For the last week, M has been muttering fragments from the “I have a dream” speech, which just warms the cockles of a liberal mother’s heart. And she can’t stop talking about the play. The play is called Sitting Down and it’s about the Greensboro Woolworth’s sit-ins. M’s class rehearsed it all last week, and this week they’ll perform it for the other third grade classes, two of the second grade classes, and their first grade reading buddies (but, alas, not their parents).
M is Protester #4. Her lines are:
“Why is that, ma’am? Why can’t people like us sit down at your lunch counter?”
“So you want some strawberry shortcake, do you? Well, so do we.”
"Listen, mister, I don’t want any trouble here.”

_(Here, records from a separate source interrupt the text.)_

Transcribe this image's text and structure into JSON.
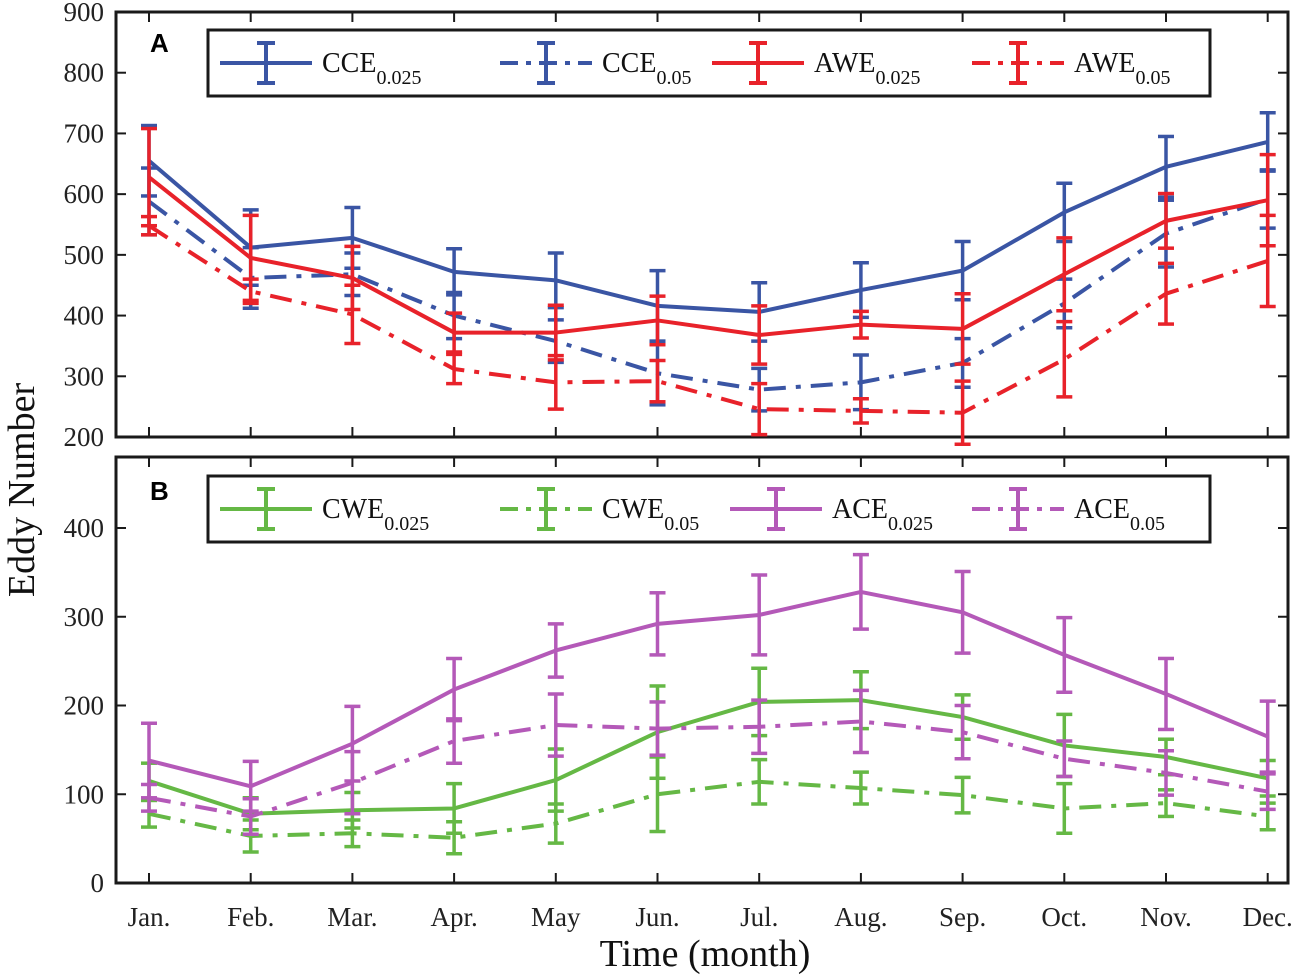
{
  "figure": {
    "xlabel": "Time (month)",
    "ylabel": "Eddy Number"
  },
  "chart_data": [
    {
      "type": "line",
      "panel_label": "A",
      "categories": [
        "Jan.",
        "Feb.",
        "Mar.",
        "Apr.",
        "May",
        "Jun.",
        "Jul.",
        "Aug.",
        "Sep.",
        "Oct.",
        "Nov.",
        "Dec."
      ],
      "ylim": [
        200,
        900
      ],
      "yticks": [
        200,
        300,
        400,
        500,
        600,
        700,
        800,
        900
      ],
      "legend_position": "top",
      "series": [
        {
          "name": "CCE",
          "subscript": "0.025",
          "color": "#3a55a4",
          "style": "solid",
          "values": [
            655,
            512,
            528,
            472,
            458,
            416,
            406,
            442,
            474,
            570,
            645,
            686
          ],
          "errors": [
            58,
            62,
            50,
            38,
            45,
            58,
            48,
            45,
            48,
            48,
            50,
            48
          ]
        },
        {
          "name": "CCE",
          "subscript": "0.05",
          "color": "#3a55a4",
          "style": "dashdot",
          "values": [
            588,
            462,
            468,
            400,
            358,
            305,
            278,
            290,
            322,
            420,
            535,
            592
          ],
          "errors": [
            55,
            50,
            35,
            38,
            35,
            52,
            35,
            45,
            40,
            40,
            55,
            48
          ]
        },
        {
          "name": "AWE",
          "subscript": "0.025",
          "color": "#e8222a",
          "style": "solid",
          "values": [
            628,
            495,
            462,
            372,
            372,
            392,
            368,
            385,
            378,
            468,
            556,
            590
          ],
          "errors": [
            80,
            70,
            52,
            32,
            45,
            40,
            48,
            22,
            58,
            60,
            45,
            75
          ]
        },
        {
          "name": "AWE",
          "subscript": "0.05",
          "color": "#e8222a",
          "style": "dashdot",
          "values": [
            548,
            440,
            402,
            312,
            290,
            292,
            246,
            243,
            240,
            328,
            436,
            490
          ],
          "errors": [
            15,
            20,
            48,
            24,
            44,
            34,
            42,
            20,
            52,
            62,
            50,
            75
          ]
        }
      ]
    },
    {
      "type": "line",
      "panel_label": "B",
      "categories": [
        "Jan.",
        "Feb.",
        "Mar.",
        "Apr.",
        "May",
        "Jun.",
        "Jul.",
        "Aug.",
        "Sep.",
        "Oct.",
        "Nov.",
        "Dec."
      ],
      "ylim": [
        0,
        480
      ],
      "yticks": [
        0,
        100,
        200,
        300,
        400
      ],
      "legend_position": "top",
      "series": [
        {
          "name": "CWE",
          "subscript": "0.025",
          "color": "#65b845",
          "style": "solid",
          "values": [
            115,
            78,
            82,
            84,
            116,
            170,
            204,
            206,
            187,
            155,
            142,
            118
          ],
          "errors": [
            20,
            18,
            20,
            28,
            35,
            52,
            38,
            32,
            25,
            35,
            20,
            20
          ]
        },
        {
          "name": "CWE",
          "subscript": "0.05",
          "color": "#65b845",
          "style": "dashdot",
          "values": [
            78,
            53,
            56,
            51,
            67,
            100,
            114,
            107,
            99,
            84,
            90,
            75
          ],
          "errors": [
            15,
            18,
            15,
            18,
            22,
            42,
            25,
            18,
            20,
            28,
            15,
            15
          ]
        },
        {
          "name": "ACE",
          "subscript": "0.025",
          "color": "#b459b8",
          "style": "solid",
          "values": [
            138,
            109,
            157,
            218,
            262,
            292,
            302,
            328,
            305,
            257,
            213,
            165
          ],
          "errors": [
            42,
            28,
            42,
            35,
            30,
            35,
            45,
            42,
            46,
            42,
            40,
            40
          ]
        },
        {
          "name": "ACE",
          "subscript": "0.05",
          "color": "#b459b8",
          "style": "dashdot",
          "values": [
            96,
            75,
            113,
            160,
            178,
            174,
            176,
            182,
            170,
            140,
            124,
            103
          ],
          "errors": [
            15,
            20,
            35,
            25,
            35,
            30,
            30,
            35,
            30,
            20,
            25,
            20
          ]
        }
      ]
    }
  ]
}
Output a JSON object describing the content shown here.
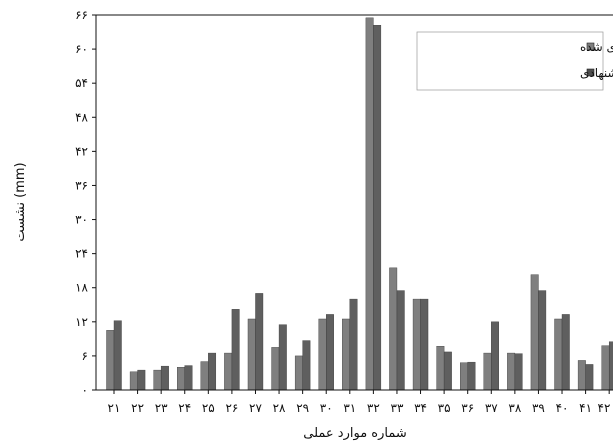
{
  "chart_data": {
    "type": "bar",
    "xlabel": "شماره موارد عملی",
    "ylabel": "نشست (mm)",
    "ylim": [
      0,
      66
    ],
    "yticks": [
      {
        "value": 0,
        "label": "۰"
      },
      {
        "value": 6,
        "label": "۶"
      },
      {
        "value": 12,
        "label": "۱۲"
      },
      {
        "value": 18,
        "label": "۱۸"
      },
      {
        "value": 24,
        "label": "۲۴"
      },
      {
        "value": 30,
        "label": "۳۰"
      },
      {
        "value": 36,
        "label": "۳۶"
      },
      {
        "value": 42,
        "label": "۴۲"
      },
      {
        "value": 48,
        "label": "۴۸"
      },
      {
        "value": 54,
        "label": "۵۴"
      },
      {
        "value": 60,
        "label": "۶۰"
      },
      {
        "value": 66,
        "label": "۶۶"
      }
    ],
    "categories": [
      "۲۱",
      "۲۲",
      "۲۳",
      "۲۴",
      "۲۵",
      "۲۶",
      "۲۷",
      "۲۸",
      "۲۹",
      "۳۰",
      "۳۱",
      "۳۲",
      "۳۳",
      "۳۴",
      "۳۵",
      "۳۶",
      "۳۷",
      "۳۸",
      "۳۹",
      "۴۰",
      "۴۱",
      "۴۲"
    ],
    "series": [
      {
        "name": "نشست اندازه گیری شده",
        "color": "#7f7f7f",
        "values": [
          10.5,
          3.2,
          3.5,
          4.0,
          5.0,
          6.5,
          12.5,
          7.5,
          6.0,
          12.5,
          12.5,
          65.5,
          21.5,
          16.0,
          7.7,
          4.8,
          6.5,
          6.5,
          20.3,
          12.5,
          5.2,
          7.8
        ]
      },
      {
        "name": "رابطه پیشنهادی",
        "color": "#6b6b6b",
        "values": [
          12.2,
          3.5,
          4.2,
          4.3,
          6.5,
          14.2,
          17.0,
          11.5,
          8.7,
          13.3,
          16.0,
          64.2,
          17.5,
          16.0,
          6.7,
          4.9,
          12.0,
          6.4,
          17.5,
          13.3,
          4.5,
          8.5
        ]
      }
    ],
    "legend_position": "top-right",
    "grid": false
  }
}
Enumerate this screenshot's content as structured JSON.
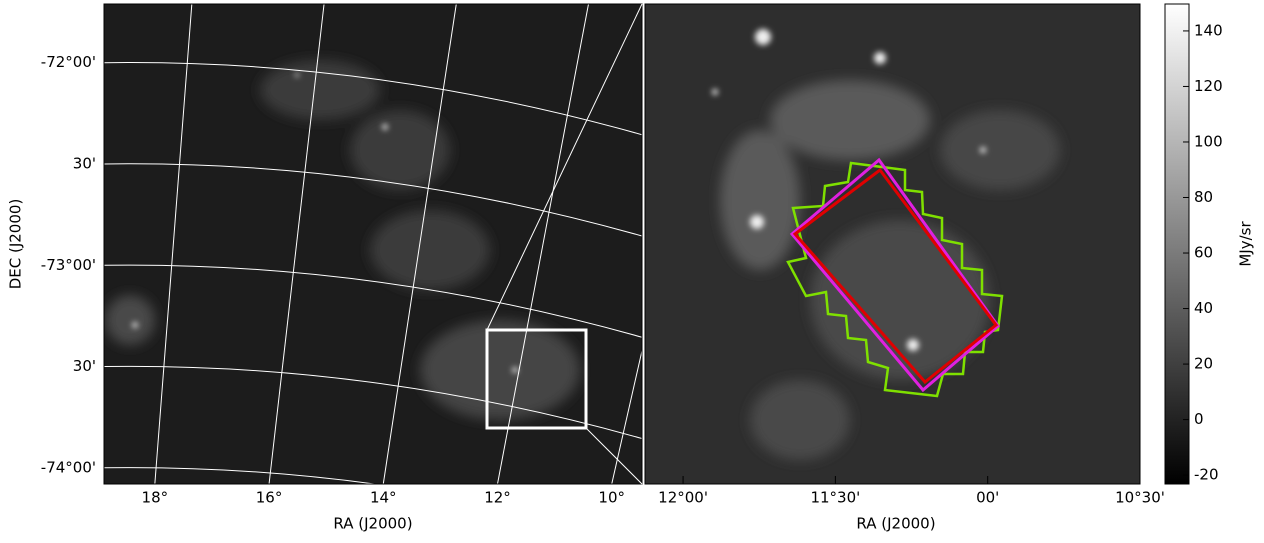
{
  "chart_data": [
    {
      "type": "image",
      "xlabel": "RA (J2000)",
      "ylabel": "DEC (J2000)",
      "xlim": [
        18.89,
        9.47
      ],
      "ylim": [
        -74.08,
        -71.71
      ],
      "xticks": [
        {
          "value": 18,
          "label": "18°"
        },
        {
          "value": 16,
          "label": "16°"
        },
        {
          "value": 14,
          "label": "14°"
        },
        {
          "value": 12,
          "label": "12°"
        },
        {
          "value": 10,
          "label": "10°"
        }
      ],
      "yticks": [
        {
          "value": -72,
          "label": "-72°00'"
        },
        {
          "value": -72.5,
          "label": "30'"
        },
        {
          "value": -73,
          "label": "-73°00'"
        },
        {
          "value": -73.5,
          "label": "30'"
        },
        {
          "value": -74,
          "label": "-74°00'"
        }
      ],
      "grid": true
    },
    {
      "type": "image",
      "xlabel": "RA (J2000)",
      "xlim": [
        12.125,
        10.5
      ],
      "xticks": [
        {
          "value": 12,
          "label": "12°00'"
        },
        {
          "value": 11.5,
          "label": "11°30'"
        },
        {
          "value": 11,
          "label": "00'"
        },
        {
          "value": 10.5,
          "label": "10°30'"
        }
      ]
    },
    {
      "type": "colorbar",
      "label": "MJy/sr",
      "ylim": [
        -23.2,
        149.7
      ],
      "yticks": [
        -20,
        0,
        20,
        40,
        60,
        80,
        100,
        120,
        140
      ]
    }
  ]
}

There are two casts but Protesters 1, 2, 3, and 4 get to be in both casts, which is why it’s good to be a Protester. Also, Protester #3 gets a bowl of sugar dumped on his head and Protester #4 (that would be M) gets pulled off his seat . (E really wishes she could see that.)
If just about now you’re feeling a little uneasy about 21st-century white kids in the heartland playing 1960s southern Black civil rights protesters, well, so am I. But they’re definitely learning about the sit-ins and the civil rights movement, and they’re totally into it. And that’s great.
What’s not so great is that they seem to be learning that racism, like Christopher Columbus and Ben Franklin, is a thing of the past: history for them to study in school and perform in plays. When I asked M if there is still racism, she said she’s not sure, and she comes from one of the more politically aware, liberal (even radical) families in town. I’m sure most of the other kids in her nearly all-white school have no doubt that racism is over, and we celebrate Martin Luther King Jr.’s birthday because he won. How I wish they were right.
[Check out Jackie for a quote that would make M’s teacher seriously reconsider her curriculum.]
1 comment:
FWIW, on the "white kids playing black civil rights protesters" thing--I think it's *excellent.* I went to a school named after MLK, one that was very focused on civil rights curriculum and deliberately and consciously integrated, and we were taught that the history of the civil rights movement was *everyone's* history. Teaching white kids to identify with the struggle for Black civil rights is important: one of the huge problems liberal whites have is with "white guilt," which tends to make them focus on wanting absolution rather than on whatever the issue at hand is. For me, identifying with the civil rights movement and learning about it young has helped short-circuit a lot of that guilt that comes from applying a simple victims/perpetrators model.
Sounds to me like, on this at least, your kid's teacher is doing a pretty decent job.